Testing for a Hidden Geometry in Random Graphs
2026-06-15 • Information Theory
Information Theory
AI summaryⓘ
The authors study how to detect a small hidden geometric pattern inside a large random network. They show when it is possible to find this pattern based on the size and geometry of the hidden subgraph and when it is impossible, even with unlimited computing power. They also identify cases where finding the pattern is theoretically possible but requires too much computing effort, creating an 'easy-hard-impossible' landscape for detection. Finally, they provide strong evidence that commonly used algorithms cannot solve the problem efficiently in the hard cases.
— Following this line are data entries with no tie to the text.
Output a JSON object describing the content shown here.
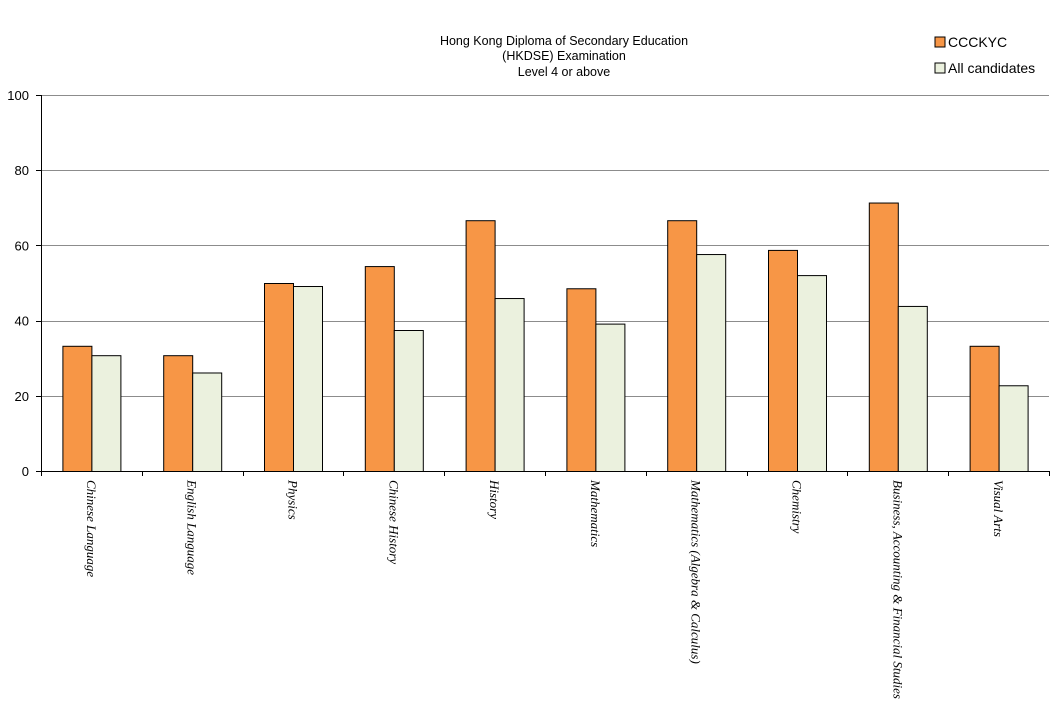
{
  "chart_data": {
    "type": "bar",
    "title_lines": [
      "Hong Kong Diploma of Secondary Education",
      "(HKDSE) Examination",
      "Level 4 or above"
    ],
    "xlabel": "",
    "ylabel": "",
    "ylim": [
      0,
      100
    ],
    "yticks": [
      "0",
      "20",
      "40",
      "60",
      "80",
      "100"
    ],
    "grid": true,
    "legend_position": "top-right",
    "categories": [
      "Chinese Language",
      "English Language",
      "Physics",
      "Chinese History",
      "History",
      "Mathematics",
      "Mathematics (Algebra & Calculus)",
      "Chemistry",
      "Business, Accounting & Financial Studies",
      "Visual Arts"
    ],
    "series": [
      {
        "name": "CCCKYC",
        "color": "#F79646",
        "values": [
          33.3,
          30.8,
          50.0,
          54.5,
          66.7,
          48.6,
          66.7,
          58.8,
          71.4,
          33.3
        ]
      },
      {
        "name": "All candidates",
        "color": "#EBF1DE",
        "values": [
          30.8,
          26.2,
          49.2,
          37.5,
          46.0,
          39.2,
          57.7,
          52.1,
          43.9,
          22.8
        ]
      }
    ]
  }
}
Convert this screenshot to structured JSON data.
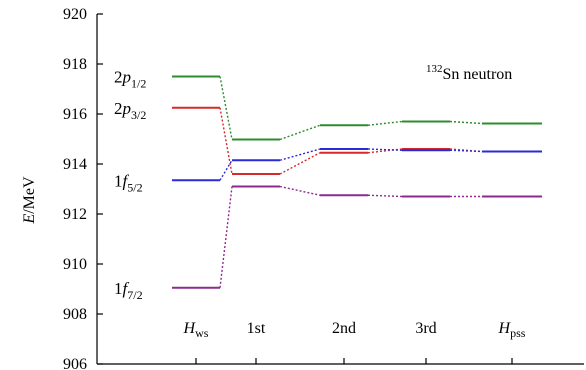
{
  "chart_data": {
    "type": "line",
    "ylabel": "E/MeV",
    "ylim": [
      906,
      920
    ],
    "yticks": [
      906,
      908,
      910,
      912,
      914,
      916,
      918,
      920
    ],
    "categories": [
      {
        "main": "H",
        "sub": "ws"
      },
      {
        "main": "1st",
        "sub": ""
      },
      {
        "main": "2nd",
        "sub": ""
      },
      {
        "main": "3rd",
        "sub": ""
      },
      {
        "main": "H",
        "sub": "pss"
      }
    ],
    "annotation": {
      "sup": "132",
      "text": "Sn neutron"
    },
    "series": [
      {
        "label": {
          "prefix": "2",
          "letter": "p",
          "sub": "1/2"
        },
        "color": "#2e8b2e",
        "values": [
          917.5,
          914.98,
          915.55,
          915.7,
          915.62
        ]
      },
      {
        "label": {
          "prefix": "2",
          "letter": "p",
          "sub": "3/2"
        },
        "color": "#d62a2a",
        "values": [
          916.25,
          913.6,
          914.45,
          914.6,
          914.5
        ]
      },
      {
        "label": {
          "prefix": "1",
          "letter": "f",
          "sub": "5/2"
        },
        "color": "#2a2ad6",
        "values": [
          913.35,
          914.15,
          914.6,
          914.55,
          914.5
        ]
      },
      {
        "label": {
          "prefix": "1",
          "letter": "f",
          "sub": "7/2"
        },
        "color": "#8e2a8e",
        "values": [
          909.05,
          913.1,
          912.75,
          912.7,
          912.7
        ]
      }
    ]
  }
}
Erdős–Rényi random graphrandom geometric graphhypothesis testinginformation-theoretic boundscomputational complexityphase transitionlow-degree polynomial algorithmsstatistical versus computational limitslatent geometrysubgraph detection
Authors
Amit Silber, Mor Oren-Loberman, Wasim Huleihel
Abstract
We study the problem of detecting a faint geometric signal hidden in an otherwise random graph. Formally, we consider a hypothesis testing problem in which, under the null, the observed graph is an Erdős--Rényi random graph $\mathcal{G}(n,q)$, while under the alternative a random geometric graph $\mathcal{G}(k,q,d)$ is planted on $k\le n$ vertices. The planted subgraph is generated from independent random points on the unit sphere $\mathbb{S}^{d-1}$, with edges determined by latent geometric proximity and calibrated to have edge density $q$. Our goal is to characterize the statistical and computational limits of detecting this hidden geometry. We derive sharp information-theoretic lower bounds that identify regimes where detection is impossible and provide algorithms that achieve these limits whenever detection is feasible. We further investigate the computational complexity of the problem and determine when efficient polynomial-time tests exist. The model exhibits an \emph{easy--hard--impossible} phase transition: some regimes allow efficient detection, others permit detection only with computationally intractable procedures, and still others render detection impossible even with unlimited computational power. As evidence for the computational barrier, we prove that all low-degree polynomial algorithms fail throughout the conjecturally hard regime, demonstrating a sharp gap between statistical and computational feasibility.